Several of the committee members had found it difficult to spare sufficient time other than for the actually public defence due to extensive education activities and numerous meetings right now towards the end of the semester. There was a large audience based in Europe and other parts of the world. There were no technical hitches and few have been reported on earlier such occasions.
This has not only raised the quality, but also reduced our environmental impact as travel to and from such public defences has been substantially reduced.
From initial concerns about possible IT system breakdowns and that the defence would not be perceived as being real, such worries have disappeared and the entire exercise is now seen as being a very positive experience. The respondent’s (alternatively the opponent’s) introductory summary of the thesis is very largely done in digital format as usual. The debate between the opponent and respondent also worked very well and can be spiced up with the active use of digital tools such as animated images, audio files, digital images and various digital background materials depending on the area the opponent wishes to concentrate on.
The question and answer session with the grading committee and audience also works really well. In order to keep the defence on subject and reduce the risk of other voices entering the frame during the summary and debate, and to ensure questions from the audience are asked one at a time, zoom webinars are recommended for the open public defence while a normal zoom meeting is enough for the closed grading committee meetings.
Digital thesis defences offer several advantages:
It is easier to find suitably qualified grading committee members and opponents as they only need to be present at the actual public defence without having to travel to and from Stockholm and spend the night there. A larger audience can attend which in itself improves the quality and offers a larger window to the outside world to showcase our brilliant research and third cycle education.

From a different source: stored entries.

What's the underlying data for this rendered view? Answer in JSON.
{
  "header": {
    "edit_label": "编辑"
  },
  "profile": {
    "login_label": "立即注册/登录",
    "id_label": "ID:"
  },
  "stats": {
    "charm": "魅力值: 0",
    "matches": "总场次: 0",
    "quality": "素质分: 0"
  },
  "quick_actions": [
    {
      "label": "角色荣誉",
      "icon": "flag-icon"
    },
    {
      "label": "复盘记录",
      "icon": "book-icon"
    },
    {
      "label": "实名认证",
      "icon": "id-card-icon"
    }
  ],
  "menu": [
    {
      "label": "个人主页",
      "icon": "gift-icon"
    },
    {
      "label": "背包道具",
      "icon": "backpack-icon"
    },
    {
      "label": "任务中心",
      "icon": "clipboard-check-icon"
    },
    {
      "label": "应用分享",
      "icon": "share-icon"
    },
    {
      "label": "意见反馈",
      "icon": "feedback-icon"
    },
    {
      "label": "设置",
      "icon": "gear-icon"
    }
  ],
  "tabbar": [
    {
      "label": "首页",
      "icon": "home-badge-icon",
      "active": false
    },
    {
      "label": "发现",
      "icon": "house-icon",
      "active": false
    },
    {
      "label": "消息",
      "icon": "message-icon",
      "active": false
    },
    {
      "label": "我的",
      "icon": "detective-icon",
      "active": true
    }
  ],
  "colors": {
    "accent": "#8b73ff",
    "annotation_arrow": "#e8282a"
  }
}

There is nothing in the Higher Education Act, Higher Education Ordinance or the KTH guidelines for third cycle education to prevent one or several participants in a thesis defence from attending remotely.
These rules are also easy to satisfy for a digital defence. Since KTH switched to distance education in March, thesis defences at KTH have been digital.
Summer tip: During the spring, teachers, students, support personnel at the schools and KTH’s administration and services and Research Support have all made monumental efforts to transit to distance learning and digital examinations. A big thank you for all your work. And make sure you have a well-earned and much-needed break during the holidays/summer break.